To calculate the heat from the combustion of the given mixture, we need to determine the amount of each component that will react and then calculate the heat released from the combustion of each component separately. Finally, we will sum up the individual heats to obtain the total heat released.

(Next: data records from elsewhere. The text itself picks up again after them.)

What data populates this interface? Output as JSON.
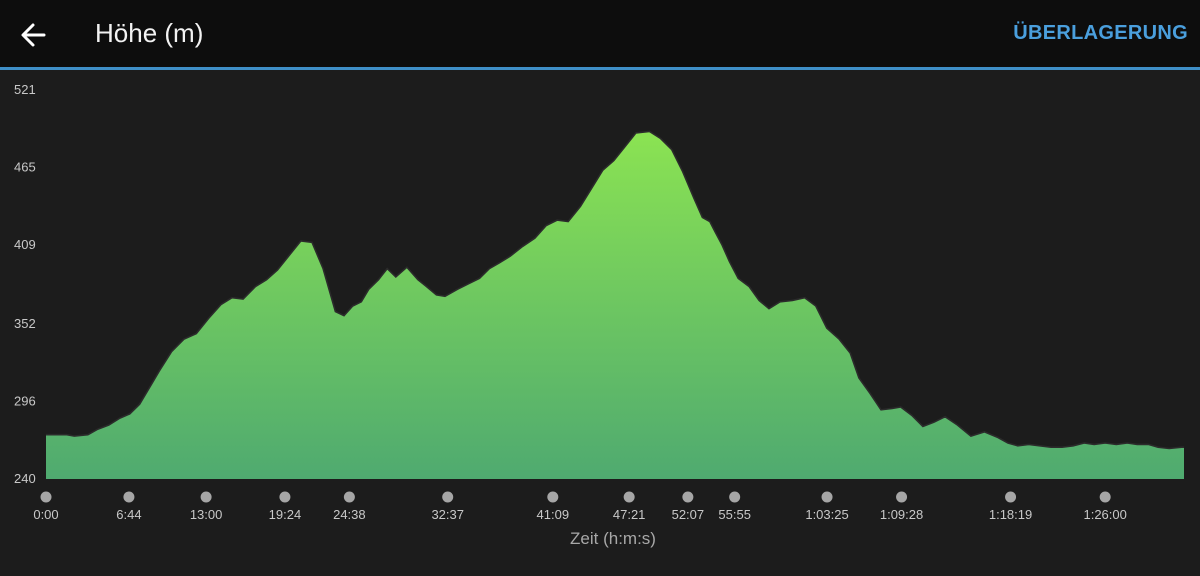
{
  "header": {
    "title": "Höhe (m)",
    "overlay_label": "ÜBERLAGERUNG",
    "back_icon": "arrow-left-icon"
  },
  "colors": {
    "background": "#1c1c1c",
    "header_background": "#0d0d0d",
    "accent": "#3f8fc7",
    "overlay_text": "#4a9fdd",
    "fill_top": "#8be352",
    "fill_bottom": "#4faa70",
    "tick_dot": "#a6a6a6"
  },
  "chart_data": {
    "type": "area",
    "title": "",
    "xlabel": "Zeit (h:m:s)",
    "ylabel": "",
    "ylim": [
      240,
      521
    ],
    "yticks": [
      240,
      296,
      352,
      409,
      465,
      521
    ],
    "xlim_minutes": [
      0,
      92.4
    ],
    "xticks": [
      {
        "label": "0:00",
        "minutes": 0
      },
      {
        "label": "6:44",
        "minutes": 6.733
      },
      {
        "label": "13:00",
        "minutes": 13.0
      },
      {
        "label": "19:24",
        "minutes": 19.4
      },
      {
        "label": "24:38",
        "minutes": 24.633
      },
      {
        "label": "32:37",
        "minutes": 32.617
      },
      {
        "label": "41:09",
        "minutes": 41.15
      },
      {
        "label": "47:21",
        "minutes": 47.35
      },
      {
        "label": "52:07",
        "minutes": 52.117
      },
      {
        "label": "55:55",
        "minutes": 55.917
      },
      {
        "label": "1:03:25",
        "minutes": 63.417
      },
      {
        "label": "1:09:28",
        "minutes": 69.467
      },
      {
        "label": "1:18:19",
        "minutes": 78.317
      },
      {
        "label": "1:26:00",
        "minutes": 86.0
      }
    ],
    "series": [
      {
        "x_minutes": [
          0,
          1.7,
          2.3,
          3.4,
          4.2,
          5.1,
          6.0,
          6.8,
          7.6,
          8.4,
          9.2,
          10.2,
          11.2,
          12.2,
          13.2,
          14.2,
          15.1,
          16.0,
          17.0,
          17.9,
          18.8,
          19.7,
          20.7,
          21.6,
          22.5,
          23.5,
          24.2,
          24.9,
          25.6,
          26.2,
          27.0,
          27.7,
          28.4,
          29.3,
          30.2,
          30.9,
          31.7,
          32.4,
          33.4,
          34.3,
          35.2,
          36.0,
          36.8,
          37.7,
          38.7,
          39.7,
          40.6,
          41.5,
          42.4,
          43.4,
          44.3,
          45.2,
          46.1,
          47.0,
          47.9,
          49.0,
          49.9,
          50.8,
          51.7,
          52.6,
          53.3,
          53.9,
          54.3,
          54.9,
          55.5,
          56.2,
          57.1,
          57.9,
          58.7,
          59.6,
          60.6,
          61.6,
          62.5,
          63.4,
          64.4,
          65.3,
          66.0,
          66.9,
          67.8,
          68.7,
          69.4,
          70.3,
          71.2,
          72.1,
          73.0,
          74.0,
          75.1,
          76.2,
          77.3,
          78.1,
          78.9,
          79.8,
          80.7,
          81.6,
          82.5,
          83.4,
          84.3,
          85.1,
          86.0,
          86.9,
          87.8,
          88.6,
          89.5,
          90.3,
          91.2,
          92.2,
          92.4
        ],
        "values": [
          272,
          272,
          271,
          272,
          276,
          279,
          284,
          287,
          294,
          306,
          318,
          332,
          341,
          345,
          356,
          366,
          371,
          370,
          379,
          384,
          391,
          401,
          412,
          411,
          392,
          361,
          358,
          365,
          368,
          377,
          384,
          392,
          386,
          393,
          384,
          379,
          373,
          372,
          377,
          381,
          385,
          392,
          396,
          401,
          408,
          414,
          423,
          427,
          426,
          437,
          450,
          463,
          470,
          480,
          490,
          491,
          486,
          478,
          462,
          443,
          429,
          426,
          419,
          409,
          397,
          385,
          379,
          369,
          363,
          368,
          369,
          371,
          365,
          349,
          341,
          331,
          313,
          302,
          290,
          291,
          292,
          286,
          278,
          281,
          285,
          279,
          271,
          274,
          270,
          266,
          264,
          265,
          264,
          263,
          263,
          264,
          266,
          265,
          266,
          265,
          266,
          265,
          265,
          263,
          262,
          263,
          263
        ]
      }
    ]
  }
}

Step 1: Calculate the mass of CH4 and C2H6 in the given 1.00 g mixture:
Mass of CH4 = 80.0% of 1.00 g = 0.80 g
Mass of C2H6 = 20.0% of 1.00 g = 0.20 g
Step 2: Calculate the moles of CH4 and C2H6:
Molar mass of CH4 = 12.01 g/mol (C) + 4(1.01 g/mol) (H) = 16.04 g/mol
Moles of CH4 = Mass of CH4 / Molar mass of CH4 = 0.80 g / 16.04 g/mol ≈ 0.050 mol
Molar mass of C2H6 = 2(12.01 g/mol) (C) + 6(1.01 g/mol) (H) = 30.07 g/mol
Moles of C2H6 = Mass of C2H6 / Molar mass of C2H6 = 0.20 g / 30.07 g/mol ≈ 0.007 mol
Step 3: Calculate the heat released from the combustion of each component using the given enthalpy values (-74.87 kJ/mol for CH4 and -84.68 kJ/mol for C2H6):
Heat released from CH4 combustion = Moles of CH4 × Enthalpy of combustion of CH4
= 0.050 mol × (-74.87 kJ/mol)
= -3.74 kJ
Heat released from C2H6 combustion = Moles of C2H6 × Enthalpy of combustion of C2H6
= 0.007 mol × (-84.68 kJ/mol)
= -0.59 kJ
Step 4: Sum up the individual heats to obtain the total heat released:
Total heat released = Heat released from CH4 combustion + Heat released from C2H6 combustion
= -3.74 kJ + (-0.59 kJ)
= -4.33 kJ
Therefore, the heat released from the combustion of 1.00 g of the given natural gas mixture is approximately -4.33 kJ.